The impoverished South Asian nation — one of the world’s lowest emitters of greenhouse gases — will highlight its plight to the British government and other international donors in London on Wednesday.
Bangladeshi Environment Secretary Rezaul Kabir said that a study by the World Bank, leading donors and the Bangladeshi government had found the country urgently needed huge amounts of money to ensure its survival.
PHOTO: AP
“We need at least US$4 billion at least by 2020 to build dams, cyclone shelters, plant trees along the coast and build infrastructure and capacities to adapt to increasing number of natural disasters,” Kabir said.
Environmental experts say Bangladesh is experiencing more rainfall, flooding and droughts, as well as cyclones as a direct result of climate change.
Last year widespread flooding and a devastating cyclone caused crop and infrastructure damage worth US$2.8 billion — around 4 percent of Bangladesh’s GDP — a World Bank study found.
“We hope Western countries will grant the money as compensation for being the biggest carbon emitters,” Kabir said. “They are responsible for our woes and the increasing number of the disasters that befall on us.”

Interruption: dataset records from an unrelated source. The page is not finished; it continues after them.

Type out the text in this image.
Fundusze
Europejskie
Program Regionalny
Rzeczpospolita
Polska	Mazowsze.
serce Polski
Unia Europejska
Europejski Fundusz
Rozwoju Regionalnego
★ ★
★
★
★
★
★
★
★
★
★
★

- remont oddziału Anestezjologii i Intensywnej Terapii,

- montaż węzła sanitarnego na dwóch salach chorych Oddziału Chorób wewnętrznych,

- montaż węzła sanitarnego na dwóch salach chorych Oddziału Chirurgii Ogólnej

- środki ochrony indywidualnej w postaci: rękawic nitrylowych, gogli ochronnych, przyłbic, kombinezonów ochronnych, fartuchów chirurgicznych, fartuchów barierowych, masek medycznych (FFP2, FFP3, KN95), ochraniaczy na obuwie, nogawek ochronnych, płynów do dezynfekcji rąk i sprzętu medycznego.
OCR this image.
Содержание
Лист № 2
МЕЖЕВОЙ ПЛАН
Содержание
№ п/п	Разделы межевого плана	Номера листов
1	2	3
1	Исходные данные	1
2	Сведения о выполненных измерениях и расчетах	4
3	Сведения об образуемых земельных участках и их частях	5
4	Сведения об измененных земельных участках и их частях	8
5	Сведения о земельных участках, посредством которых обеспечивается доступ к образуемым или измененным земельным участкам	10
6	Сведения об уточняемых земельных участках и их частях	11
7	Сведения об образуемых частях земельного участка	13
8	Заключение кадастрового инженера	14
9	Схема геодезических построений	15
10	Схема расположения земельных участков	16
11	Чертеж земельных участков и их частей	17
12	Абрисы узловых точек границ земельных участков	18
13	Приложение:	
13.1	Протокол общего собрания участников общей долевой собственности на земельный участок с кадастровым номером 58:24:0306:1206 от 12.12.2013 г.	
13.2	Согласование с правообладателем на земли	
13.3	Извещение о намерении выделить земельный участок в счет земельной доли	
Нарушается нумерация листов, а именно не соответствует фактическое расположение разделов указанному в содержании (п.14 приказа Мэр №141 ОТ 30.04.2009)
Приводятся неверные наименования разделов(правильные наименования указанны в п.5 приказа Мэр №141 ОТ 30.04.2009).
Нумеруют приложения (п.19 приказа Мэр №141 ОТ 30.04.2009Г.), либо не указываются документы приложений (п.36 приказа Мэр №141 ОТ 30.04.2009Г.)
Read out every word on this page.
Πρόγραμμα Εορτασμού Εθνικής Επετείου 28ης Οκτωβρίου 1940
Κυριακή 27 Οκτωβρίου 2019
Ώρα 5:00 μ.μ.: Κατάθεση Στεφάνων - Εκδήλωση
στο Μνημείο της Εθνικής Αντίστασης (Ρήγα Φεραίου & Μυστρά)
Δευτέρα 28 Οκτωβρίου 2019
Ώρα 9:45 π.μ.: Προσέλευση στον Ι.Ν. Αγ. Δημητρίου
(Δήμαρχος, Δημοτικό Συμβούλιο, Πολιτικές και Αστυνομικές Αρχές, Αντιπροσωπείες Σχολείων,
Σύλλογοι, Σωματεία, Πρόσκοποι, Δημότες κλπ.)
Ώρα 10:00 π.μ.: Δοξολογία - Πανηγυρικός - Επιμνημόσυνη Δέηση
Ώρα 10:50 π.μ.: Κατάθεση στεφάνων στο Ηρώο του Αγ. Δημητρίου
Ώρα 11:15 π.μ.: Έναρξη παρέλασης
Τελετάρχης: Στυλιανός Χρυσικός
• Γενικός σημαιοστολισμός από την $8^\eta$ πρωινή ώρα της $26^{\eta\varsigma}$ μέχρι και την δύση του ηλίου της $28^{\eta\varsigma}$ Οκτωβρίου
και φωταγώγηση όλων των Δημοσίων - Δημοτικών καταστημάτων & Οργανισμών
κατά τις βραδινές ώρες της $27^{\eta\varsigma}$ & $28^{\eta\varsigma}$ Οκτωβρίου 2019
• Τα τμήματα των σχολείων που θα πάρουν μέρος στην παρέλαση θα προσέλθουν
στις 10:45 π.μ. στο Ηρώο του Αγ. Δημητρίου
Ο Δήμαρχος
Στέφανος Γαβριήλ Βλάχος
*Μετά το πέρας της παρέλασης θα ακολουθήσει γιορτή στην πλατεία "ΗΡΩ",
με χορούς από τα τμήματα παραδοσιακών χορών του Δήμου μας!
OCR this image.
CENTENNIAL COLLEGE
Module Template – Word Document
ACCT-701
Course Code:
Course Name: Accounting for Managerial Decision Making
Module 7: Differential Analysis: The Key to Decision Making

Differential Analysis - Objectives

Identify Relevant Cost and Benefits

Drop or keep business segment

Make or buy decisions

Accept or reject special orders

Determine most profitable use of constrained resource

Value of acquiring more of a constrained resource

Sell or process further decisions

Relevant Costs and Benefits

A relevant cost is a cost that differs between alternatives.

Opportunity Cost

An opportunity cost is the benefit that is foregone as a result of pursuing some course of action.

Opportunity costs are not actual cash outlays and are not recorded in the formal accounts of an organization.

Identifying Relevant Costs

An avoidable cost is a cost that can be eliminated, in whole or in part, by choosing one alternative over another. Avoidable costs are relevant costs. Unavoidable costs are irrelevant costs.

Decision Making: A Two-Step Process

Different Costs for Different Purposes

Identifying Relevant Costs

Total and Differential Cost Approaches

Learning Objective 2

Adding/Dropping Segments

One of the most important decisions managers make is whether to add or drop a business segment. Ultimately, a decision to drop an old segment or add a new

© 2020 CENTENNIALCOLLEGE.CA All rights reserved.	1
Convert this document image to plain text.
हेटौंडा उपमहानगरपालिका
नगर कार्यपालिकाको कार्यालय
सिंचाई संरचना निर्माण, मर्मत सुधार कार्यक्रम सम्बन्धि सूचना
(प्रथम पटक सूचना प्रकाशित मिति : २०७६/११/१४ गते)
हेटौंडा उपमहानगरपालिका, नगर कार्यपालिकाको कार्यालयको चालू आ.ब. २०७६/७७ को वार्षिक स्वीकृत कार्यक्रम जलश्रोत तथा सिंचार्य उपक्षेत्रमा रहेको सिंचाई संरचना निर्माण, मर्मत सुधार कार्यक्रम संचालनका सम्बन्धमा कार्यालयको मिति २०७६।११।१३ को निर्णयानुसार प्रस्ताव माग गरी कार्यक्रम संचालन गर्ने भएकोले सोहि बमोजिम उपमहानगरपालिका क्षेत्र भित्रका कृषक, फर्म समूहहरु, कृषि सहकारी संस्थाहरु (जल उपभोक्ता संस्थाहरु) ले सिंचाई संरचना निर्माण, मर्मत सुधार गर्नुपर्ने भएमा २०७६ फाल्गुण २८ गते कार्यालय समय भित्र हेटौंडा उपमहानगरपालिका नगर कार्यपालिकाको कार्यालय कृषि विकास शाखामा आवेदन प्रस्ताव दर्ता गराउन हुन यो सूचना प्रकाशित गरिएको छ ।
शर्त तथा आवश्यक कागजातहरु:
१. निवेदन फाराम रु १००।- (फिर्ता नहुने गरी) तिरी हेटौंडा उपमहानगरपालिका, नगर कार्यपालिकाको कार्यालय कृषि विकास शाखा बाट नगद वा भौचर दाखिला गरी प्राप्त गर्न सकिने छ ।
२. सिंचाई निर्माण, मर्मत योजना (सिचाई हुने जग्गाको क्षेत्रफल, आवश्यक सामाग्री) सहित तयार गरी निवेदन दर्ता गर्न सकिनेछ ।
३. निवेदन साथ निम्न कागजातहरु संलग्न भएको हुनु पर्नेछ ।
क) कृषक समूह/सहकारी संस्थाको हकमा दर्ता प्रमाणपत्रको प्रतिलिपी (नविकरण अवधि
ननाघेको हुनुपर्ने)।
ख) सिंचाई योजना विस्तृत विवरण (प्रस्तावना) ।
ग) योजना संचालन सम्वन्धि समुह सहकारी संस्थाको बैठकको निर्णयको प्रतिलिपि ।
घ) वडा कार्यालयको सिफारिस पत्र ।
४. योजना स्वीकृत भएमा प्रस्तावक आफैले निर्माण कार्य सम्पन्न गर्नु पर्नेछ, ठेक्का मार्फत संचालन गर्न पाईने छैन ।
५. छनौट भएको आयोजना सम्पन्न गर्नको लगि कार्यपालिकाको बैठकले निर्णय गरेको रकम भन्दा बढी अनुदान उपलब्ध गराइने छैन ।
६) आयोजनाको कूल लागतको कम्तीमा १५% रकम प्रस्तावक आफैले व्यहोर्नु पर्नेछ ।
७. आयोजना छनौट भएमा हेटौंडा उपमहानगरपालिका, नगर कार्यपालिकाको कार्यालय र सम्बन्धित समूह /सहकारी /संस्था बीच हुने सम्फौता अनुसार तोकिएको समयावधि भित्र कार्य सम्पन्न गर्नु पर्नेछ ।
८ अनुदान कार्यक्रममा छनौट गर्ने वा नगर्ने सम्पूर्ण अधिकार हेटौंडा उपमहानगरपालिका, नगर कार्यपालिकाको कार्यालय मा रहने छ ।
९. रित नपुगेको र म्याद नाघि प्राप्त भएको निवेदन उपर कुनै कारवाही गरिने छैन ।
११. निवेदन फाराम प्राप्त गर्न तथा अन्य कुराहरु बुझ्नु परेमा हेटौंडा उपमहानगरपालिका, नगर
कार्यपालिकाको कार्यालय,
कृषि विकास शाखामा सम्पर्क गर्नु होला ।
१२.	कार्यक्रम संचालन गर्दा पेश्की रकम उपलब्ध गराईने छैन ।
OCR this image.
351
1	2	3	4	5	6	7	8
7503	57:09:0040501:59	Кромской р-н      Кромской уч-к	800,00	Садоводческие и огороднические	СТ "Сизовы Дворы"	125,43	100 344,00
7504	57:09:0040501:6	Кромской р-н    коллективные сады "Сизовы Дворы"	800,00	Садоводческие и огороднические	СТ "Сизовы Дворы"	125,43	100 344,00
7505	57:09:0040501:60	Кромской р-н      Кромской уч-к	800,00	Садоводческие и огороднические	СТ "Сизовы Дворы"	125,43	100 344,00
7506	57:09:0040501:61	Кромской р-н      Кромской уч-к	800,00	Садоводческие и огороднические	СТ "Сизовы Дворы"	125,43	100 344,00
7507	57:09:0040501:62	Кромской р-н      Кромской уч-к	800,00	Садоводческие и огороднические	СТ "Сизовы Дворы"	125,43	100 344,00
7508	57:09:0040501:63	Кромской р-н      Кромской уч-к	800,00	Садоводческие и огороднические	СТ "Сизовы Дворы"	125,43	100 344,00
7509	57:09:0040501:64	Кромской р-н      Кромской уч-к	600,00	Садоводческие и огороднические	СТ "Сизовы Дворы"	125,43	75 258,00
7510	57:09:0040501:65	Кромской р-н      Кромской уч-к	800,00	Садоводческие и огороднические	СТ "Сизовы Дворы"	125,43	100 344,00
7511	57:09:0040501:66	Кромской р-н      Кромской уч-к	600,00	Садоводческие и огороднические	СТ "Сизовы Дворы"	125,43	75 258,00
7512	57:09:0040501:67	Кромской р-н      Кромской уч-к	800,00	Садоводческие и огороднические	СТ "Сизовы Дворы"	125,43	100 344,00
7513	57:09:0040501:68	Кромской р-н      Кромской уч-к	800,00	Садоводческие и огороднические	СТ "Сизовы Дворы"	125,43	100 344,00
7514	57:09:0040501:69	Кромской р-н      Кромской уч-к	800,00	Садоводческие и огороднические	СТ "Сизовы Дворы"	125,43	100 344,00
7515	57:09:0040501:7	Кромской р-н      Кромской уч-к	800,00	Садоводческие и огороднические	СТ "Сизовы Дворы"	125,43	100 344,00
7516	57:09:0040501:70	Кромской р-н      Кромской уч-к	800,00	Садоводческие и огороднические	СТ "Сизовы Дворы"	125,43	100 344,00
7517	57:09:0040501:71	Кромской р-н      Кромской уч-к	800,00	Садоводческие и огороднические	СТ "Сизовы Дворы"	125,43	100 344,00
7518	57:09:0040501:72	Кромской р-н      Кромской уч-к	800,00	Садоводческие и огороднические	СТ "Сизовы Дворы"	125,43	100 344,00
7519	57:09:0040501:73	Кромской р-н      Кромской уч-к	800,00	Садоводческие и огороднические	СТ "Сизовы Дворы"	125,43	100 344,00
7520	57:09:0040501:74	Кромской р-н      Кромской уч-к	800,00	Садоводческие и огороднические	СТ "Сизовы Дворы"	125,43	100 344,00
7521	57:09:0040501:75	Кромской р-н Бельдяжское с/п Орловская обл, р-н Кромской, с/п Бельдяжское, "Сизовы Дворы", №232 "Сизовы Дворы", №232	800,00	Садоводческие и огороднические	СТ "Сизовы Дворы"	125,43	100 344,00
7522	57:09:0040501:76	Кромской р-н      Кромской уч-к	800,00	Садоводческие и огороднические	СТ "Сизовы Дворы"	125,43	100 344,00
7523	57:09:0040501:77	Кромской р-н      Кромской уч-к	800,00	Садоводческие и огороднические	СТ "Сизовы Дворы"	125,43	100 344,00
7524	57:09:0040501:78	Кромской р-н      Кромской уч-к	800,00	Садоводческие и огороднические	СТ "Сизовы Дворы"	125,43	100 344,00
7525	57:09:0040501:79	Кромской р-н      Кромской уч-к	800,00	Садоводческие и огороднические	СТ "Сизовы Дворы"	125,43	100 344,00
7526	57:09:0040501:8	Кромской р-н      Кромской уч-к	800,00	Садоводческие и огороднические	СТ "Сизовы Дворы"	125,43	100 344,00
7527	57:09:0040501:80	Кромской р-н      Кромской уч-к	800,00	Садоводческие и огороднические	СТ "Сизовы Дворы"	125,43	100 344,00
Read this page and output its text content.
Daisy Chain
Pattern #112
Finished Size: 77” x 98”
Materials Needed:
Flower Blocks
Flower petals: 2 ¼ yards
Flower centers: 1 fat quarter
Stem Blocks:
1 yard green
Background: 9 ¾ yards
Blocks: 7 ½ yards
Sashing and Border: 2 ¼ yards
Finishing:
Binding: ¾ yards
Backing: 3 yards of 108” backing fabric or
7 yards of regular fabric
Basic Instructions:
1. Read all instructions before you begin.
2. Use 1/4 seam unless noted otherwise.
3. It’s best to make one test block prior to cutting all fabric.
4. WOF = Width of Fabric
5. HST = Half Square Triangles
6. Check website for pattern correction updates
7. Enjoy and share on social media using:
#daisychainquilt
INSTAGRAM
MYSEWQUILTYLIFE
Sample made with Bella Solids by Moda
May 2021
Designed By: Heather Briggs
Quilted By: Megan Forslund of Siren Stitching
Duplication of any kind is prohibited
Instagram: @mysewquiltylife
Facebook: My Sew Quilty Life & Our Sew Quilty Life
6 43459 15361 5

“In London, we will show where we are vulnerable and present our strategy to fight the greater number of floods, cyclones, a rise in sea levels and crop losses,” he said.
Bangladesh’s army-backed authorities this year launched a US$44 million fund dedicated solely to fighting the problems that the country faces as a result of climate change.
The Nobel Prize winning UN Inter-governmental Panel on Climate Change (IPCC) predicts rising sea levels will devour 17 percent of Bangladesh’s total land mass by 2050, leaving at least 20 million people homeless.
James Hansen, director of the US-based NASA Goddard Institute for Space Studies, paints an even grimmer picture, forecasting the entire nation will be under water by the end of the century.
One of Bangladesh’s leading environment scientists, Atiq Rahman — a co-author of the IPCC report — believes money is not enough and rich countries should feel obliged to offer assistance.